For agile O&M teams, do not manually maintain the contact information of organization members who need to handle alarms in the alarm system. Maintaining contacts manually is not suitable for organizations that change frequently. In an excellent alarm system, each member of an organization should maintain contact information and set notification. In this way, the timely contact information update required by frequent organizational structure changes can be avoided, and different people’s preferences for notification methods can be met.

Reuse existing account system, avoid using more than one account system in work

Usually, enterprises will use an office collaborative IM tool such as Dingding.com, Feishu or enterprise wechat. Do not use an independent account system on the alarm processing platform. If an enterprise usually uses software such as nails for office work, and the alarm system supports handling alarms by nails, then the alarm system can easily be added to the production tool chain of the enterprise. On the other hand, if the enterprise usually uses nails, but the alarm system needs to use a separate account to log in, two sets of accounts need to be maintained, which may cause communication difficulties and delay in information processing.

Flexible permission assignment mode

When an alarm is generated, the personnel on duty should coordinate the required team and resources to resolve the alarm as soon as possible. In addition, after the alarm is cleared, the rights of the temporarily coordinated member can be reclaimed to ensure service security and prevent information leakage. Combined with common alarm coordination methods in work, pull-group communication is undoubtedly the most suitable way for alarm handling. When an alarm occurs, the person on duty temporarily pulls someone into the group to view and handle the alarm. In this case, the group becomes a natural authorization carrier. If you enter the group, you can view and handle alarms. After you leave the group, you will not be disturbed by alarms.

Rich scalability

Multiple collaborative tools may be used simultaneously during team collaboration. For example, in alarm handling, you need to perform a recheck to handle important alarms. After the recheck, you may specify some tasks to fundamentally resolve alarms. This process may involve the use of other tools, such as collaborative documentation tools, project management tools. The alarm system needs to be connected to these systems more conveniently and integrated into the chain of enterprise office tools.

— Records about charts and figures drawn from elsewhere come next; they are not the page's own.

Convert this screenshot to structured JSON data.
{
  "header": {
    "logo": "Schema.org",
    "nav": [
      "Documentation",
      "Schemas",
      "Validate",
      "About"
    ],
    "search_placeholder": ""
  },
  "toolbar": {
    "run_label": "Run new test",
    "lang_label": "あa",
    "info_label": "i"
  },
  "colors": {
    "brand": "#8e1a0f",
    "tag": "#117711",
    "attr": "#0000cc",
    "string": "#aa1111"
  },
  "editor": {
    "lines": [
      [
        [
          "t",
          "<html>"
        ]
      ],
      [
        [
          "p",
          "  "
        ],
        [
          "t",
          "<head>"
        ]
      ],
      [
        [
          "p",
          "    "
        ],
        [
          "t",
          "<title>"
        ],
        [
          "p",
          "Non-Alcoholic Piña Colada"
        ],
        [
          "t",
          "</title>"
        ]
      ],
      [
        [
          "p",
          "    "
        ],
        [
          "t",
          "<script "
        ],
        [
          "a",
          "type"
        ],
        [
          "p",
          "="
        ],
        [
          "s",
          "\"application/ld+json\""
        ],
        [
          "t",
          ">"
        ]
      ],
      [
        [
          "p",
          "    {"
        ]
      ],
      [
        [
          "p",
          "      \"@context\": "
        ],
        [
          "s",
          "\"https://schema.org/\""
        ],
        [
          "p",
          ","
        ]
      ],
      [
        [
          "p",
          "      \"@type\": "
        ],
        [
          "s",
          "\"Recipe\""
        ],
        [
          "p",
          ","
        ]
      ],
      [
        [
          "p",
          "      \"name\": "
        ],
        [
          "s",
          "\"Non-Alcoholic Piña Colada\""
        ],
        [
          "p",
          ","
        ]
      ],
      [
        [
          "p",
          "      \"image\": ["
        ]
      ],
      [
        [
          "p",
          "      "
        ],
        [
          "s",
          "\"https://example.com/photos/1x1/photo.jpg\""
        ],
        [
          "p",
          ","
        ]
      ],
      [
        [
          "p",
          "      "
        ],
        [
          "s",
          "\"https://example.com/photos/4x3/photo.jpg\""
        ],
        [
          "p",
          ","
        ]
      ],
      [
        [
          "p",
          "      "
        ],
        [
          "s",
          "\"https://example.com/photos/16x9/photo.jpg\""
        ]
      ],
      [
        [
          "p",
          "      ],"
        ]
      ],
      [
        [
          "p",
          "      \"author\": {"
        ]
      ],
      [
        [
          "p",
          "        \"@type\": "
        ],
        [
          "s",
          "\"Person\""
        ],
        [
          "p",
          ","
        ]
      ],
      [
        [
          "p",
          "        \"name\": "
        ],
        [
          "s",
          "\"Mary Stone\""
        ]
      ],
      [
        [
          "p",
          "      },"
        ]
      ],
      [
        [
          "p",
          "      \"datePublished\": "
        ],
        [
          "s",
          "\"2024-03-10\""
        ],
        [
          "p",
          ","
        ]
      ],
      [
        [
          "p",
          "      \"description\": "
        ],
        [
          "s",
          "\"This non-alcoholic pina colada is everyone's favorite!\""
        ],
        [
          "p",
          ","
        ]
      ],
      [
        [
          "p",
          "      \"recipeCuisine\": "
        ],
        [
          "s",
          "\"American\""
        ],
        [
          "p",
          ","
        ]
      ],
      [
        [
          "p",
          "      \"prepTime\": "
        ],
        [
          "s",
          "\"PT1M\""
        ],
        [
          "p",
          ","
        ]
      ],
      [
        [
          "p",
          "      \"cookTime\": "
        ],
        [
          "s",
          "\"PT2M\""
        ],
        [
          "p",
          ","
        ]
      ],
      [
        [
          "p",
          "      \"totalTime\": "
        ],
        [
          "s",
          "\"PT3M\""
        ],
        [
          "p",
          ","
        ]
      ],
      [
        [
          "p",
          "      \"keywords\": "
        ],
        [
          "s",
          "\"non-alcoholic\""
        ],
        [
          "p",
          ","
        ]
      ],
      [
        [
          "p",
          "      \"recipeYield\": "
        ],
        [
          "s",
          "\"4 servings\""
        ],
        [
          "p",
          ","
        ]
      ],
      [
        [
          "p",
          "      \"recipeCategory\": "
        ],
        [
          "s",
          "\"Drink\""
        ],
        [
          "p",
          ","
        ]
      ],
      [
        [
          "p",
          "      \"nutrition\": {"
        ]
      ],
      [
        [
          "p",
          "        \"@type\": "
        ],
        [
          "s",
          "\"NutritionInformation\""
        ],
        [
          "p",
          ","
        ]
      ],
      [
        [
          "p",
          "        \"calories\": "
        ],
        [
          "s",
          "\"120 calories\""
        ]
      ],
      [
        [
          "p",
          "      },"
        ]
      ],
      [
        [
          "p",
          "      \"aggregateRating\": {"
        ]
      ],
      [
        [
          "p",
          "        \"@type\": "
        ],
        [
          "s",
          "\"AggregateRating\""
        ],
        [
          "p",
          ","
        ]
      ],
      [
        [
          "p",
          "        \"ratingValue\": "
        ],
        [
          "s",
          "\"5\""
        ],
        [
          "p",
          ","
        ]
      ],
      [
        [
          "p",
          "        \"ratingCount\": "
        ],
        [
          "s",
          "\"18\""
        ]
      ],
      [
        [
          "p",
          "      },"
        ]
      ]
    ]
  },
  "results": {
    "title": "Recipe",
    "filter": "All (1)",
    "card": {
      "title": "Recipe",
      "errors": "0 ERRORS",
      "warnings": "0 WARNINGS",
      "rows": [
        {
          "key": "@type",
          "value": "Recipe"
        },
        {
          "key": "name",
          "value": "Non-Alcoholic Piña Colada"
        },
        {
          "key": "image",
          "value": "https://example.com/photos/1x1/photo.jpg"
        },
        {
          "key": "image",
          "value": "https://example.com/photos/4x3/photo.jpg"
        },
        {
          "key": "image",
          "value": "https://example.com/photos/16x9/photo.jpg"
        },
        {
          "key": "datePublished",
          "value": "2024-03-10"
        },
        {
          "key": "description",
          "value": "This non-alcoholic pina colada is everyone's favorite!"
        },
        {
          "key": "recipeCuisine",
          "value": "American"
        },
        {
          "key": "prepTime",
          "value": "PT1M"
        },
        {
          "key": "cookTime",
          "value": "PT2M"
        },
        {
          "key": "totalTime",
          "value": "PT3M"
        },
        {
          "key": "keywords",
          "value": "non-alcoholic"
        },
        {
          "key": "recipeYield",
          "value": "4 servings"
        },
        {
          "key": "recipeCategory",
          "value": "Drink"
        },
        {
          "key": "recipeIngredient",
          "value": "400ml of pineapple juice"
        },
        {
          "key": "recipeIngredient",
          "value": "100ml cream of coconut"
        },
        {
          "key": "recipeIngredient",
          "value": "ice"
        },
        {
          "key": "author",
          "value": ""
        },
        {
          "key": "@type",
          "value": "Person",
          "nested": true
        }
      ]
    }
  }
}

Combining with the above ideas, Ali Cloud productized it and deeply integrated it with ARMS monitoring to provide customers with a more perfect alarm and monitoring system.

Core advantages of the ARMS alarm O&M center

Connect to 10+ monitoring data sources

ARMS already provides application monitoring, user experience monitoring, Prometheus and other data sources, and seamlessly connects to a series of data sources commonly used on the cloud, such as log service and cloud monitoring. Users can access most alarms with one click.

Strong ability of alarm correlation

Based on the ARMS APM capability, it can quickly associate common alarms and automatically output fault analysis reports.

ChatOps capability based on spike building

No need to import organizational structure, no need for cloud accounts. Alarm events can be assigned and claimed in a spike group, greatly improving O&M efficiency.

Based on ali fault management experience, provide in-depth analysis of alarm data and continuously improve alarm availability.

The core scenario

Core scenario 1: Integration of multiple monitoring systems

ARMS already integrates most monitoring systems on the cloud, right out of the box. It also supports user-defined data sources.

Core scenario 2: Alarm compression

ARMS provides 20+ rules based on common alarms to help users quickly compress alarm events and supports custom event compression.

Core scenario 3: Configure multiple notification channels

Handles and allocates alarms in a spike group.

Core scenario 4: Analyzing alarm data

Core scenario 5: Intelligent noise reduction capability out of the box

Automatically identifies alarms with low entropy.

The original link

This article is the original content of Aliyun and shall not be reproduced without permission.